John Elkann marcó la pauta
También en Europa ha calado el mensaje. Ya en 2025, John Elkann marcó la pauta en un mensaje de vídeo dirigido a los empleados: "Es hora de volver a trabajar juntos". Esta declaración simbólica marcaba el final de una era asociada a la presidencia de Carlos Tavares, durante la cual el teletrabajo había transformado profundamente la organización de las oficinas.
En Turín, los 6.000 empleados de Mirafiori se preparan para volver gradualmente a trabajar cinco días a la semana en 2027. En 2026, aún se permitirán hasta dos días de trabajo a distancia por semana, antes de volver por completo al trabajo presencial. El tono sigue siendo comedido: la dirección habla de una transición "no traumática" y asegura que los casos individuales vinculados a problemas de salud podrán estudiarse caso por caso. Pero el rumbo está marcado: el modelo híbrido que ha existido desde la pandemia es cosa del pasado.
Entre la ejecución industrial y las tensiones sociales
Este cambio de rumbo no ha estado exento de rechinar de dientes. Durante varios años, algunos empleados han organizado su vida personal en torno al teletrabajo. Algunos se han trasladado lejos de su lugar de origen, mientras que otros han dado por sentada esta flexibilidad. Los sindicatos también ponen de relieve las limitaciones reales: oficinas redimensionadas para permitir una presencia limitada al 30 % del tiempo, aparcamientos y servicios de restauración calibrados para una plantilla reducida.

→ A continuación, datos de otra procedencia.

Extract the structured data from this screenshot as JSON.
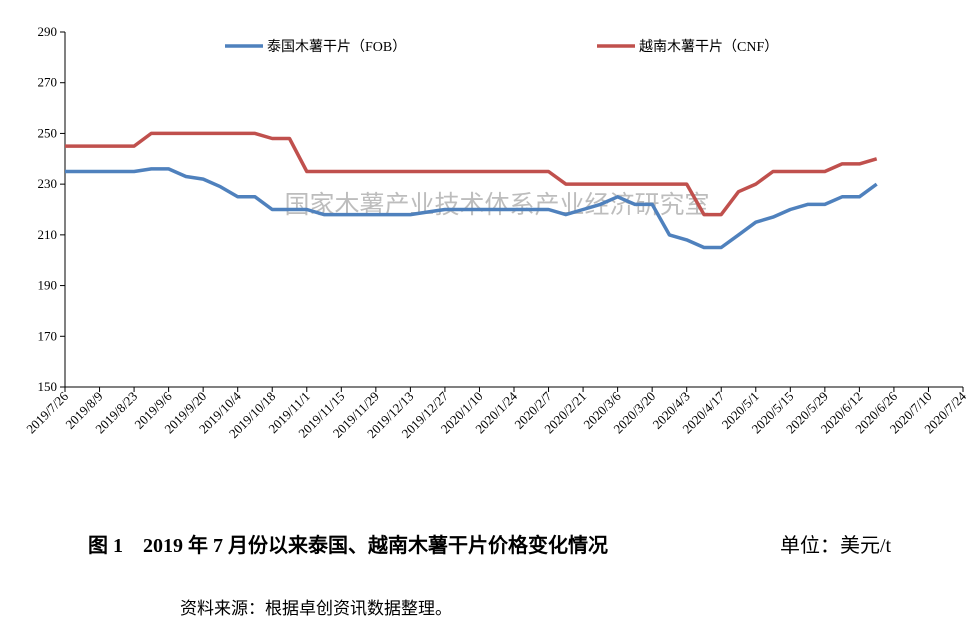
{
  "chart_data": {
    "type": "line",
    "watermark": "国家木薯产业技术体系产业经济研究室",
    "caption": "图 1　2019 年 7 月份以来泰国、越南木薯干片价格变化情况",
    "unit": "单位：美元/t",
    "source": "资料来源：根据卓创资讯数据整理。",
    "categories": [
      "2019/7/26",
      null,
      "2019/8/9",
      null,
      "2019/8/23",
      null,
      "2019/9/6",
      null,
      "2019/9/20",
      null,
      "2019/10/4",
      null,
      "2019/10/18",
      null,
      "2019/11/1",
      null,
      "2019/11/15",
      null,
      "2019/11/29",
      null,
      "2019/12/13",
      null,
      "2019/12/27",
      null,
      "2020/1/10",
      null,
      "2020/1/24",
      null,
      "2020/2/7",
      null,
      "2020/2/21",
      null,
      "2020/3/6",
      null,
      "2020/3/20",
      null,
      "2020/4/3",
      null,
      "2020/4/17",
      null,
      "2020/5/1",
      null,
      "2020/5/15",
      null,
      "2020/5/29",
      null,
      "2020/6/12",
      null,
      "2020/6/26",
      null,
      "2020/7/10",
      null,
      "2020/7/24"
    ],
    "series": [
      {
        "name": "泰国木薯干片（FOB）",
        "color": "#4f81bd",
        "values": [
          235,
          235,
          235,
          235,
          235,
          236,
          236,
          233,
          232,
          229,
          225,
          225,
          220,
          220,
          220,
          218,
          218,
          218,
          218,
          218,
          218,
          219,
          220,
          220,
          220,
          220,
          220,
          220,
          220,
          218,
          220,
          222,
          225,
          222,
          222,
          210,
          208,
          205,
          205,
          210,
          215,
          217,
          220,
          222,
          222,
          225,
          225,
          230,
          null,
          null,
          null,
          null,
          null
        ]
      },
      {
        "name": "越南木薯干片（CNF）",
        "color": "#c0504d",
        "values": [
          245,
          245,
          245,
          245,
          245,
          250,
          250,
          250,
          250,
          250,
          250,
          250,
          248,
          248,
          235,
          235,
          235,
          235,
          235,
          235,
          235,
          235,
          235,
          235,
          235,
          235,
          235,
          235,
          235,
          230,
          230,
          230,
          230,
          230,
          230,
          230,
          230,
          218,
          218,
          227,
          230,
          235,
          235,
          235,
          235,
          238,
          238,
          240,
          null,
          null,
          null,
          null,
          null
        ]
      }
    ],
    "ylim": [
      150,
      290
    ],
    "yticks": [
      150,
      170,
      190,
      210,
      230,
      250,
      270,
      290
    ],
    "grid": false,
    "legend": "top"
  }
}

En Mirafiori, la cuestión del espacio disponible ya plantea interrogantes. ¿Será necesario organizar turnos si todos los empleados vuelven al mismo tiempo? Los representantes sindicales temen una pérdida de atractivo, sobre todo para los jóvenes talentos, para quienes la flexibilidad es ahora uno de los criterios a la hora de elegir empresa.
Para Stellantis, sin embargo, el reto va más allá de la simple organización del trabajo. El Grupo debe acelerar el ritmo de la electrificación, el software embarcado y la competencia mundial. La dirección considera que la proximidad física favorece la eficacia y la creatividad colectiva. La vuelta a la oficina se presenta como una herramienta estratégica, del mismo modo que un nuevo plan de productos o una plataforma técnica.
Queda por ver si esta decisión reforzará realmente la dinámica interna del Grupo o si alimentará tensiones duraderas en un contexto ya marcado por importantes ajustes industriales. Una cosa es cierta: en Stellantis, la era del teletrabajo masivo está llegando a su fin, y los espacios abiertos volverán poco a poco al bullicio de antes de 2020.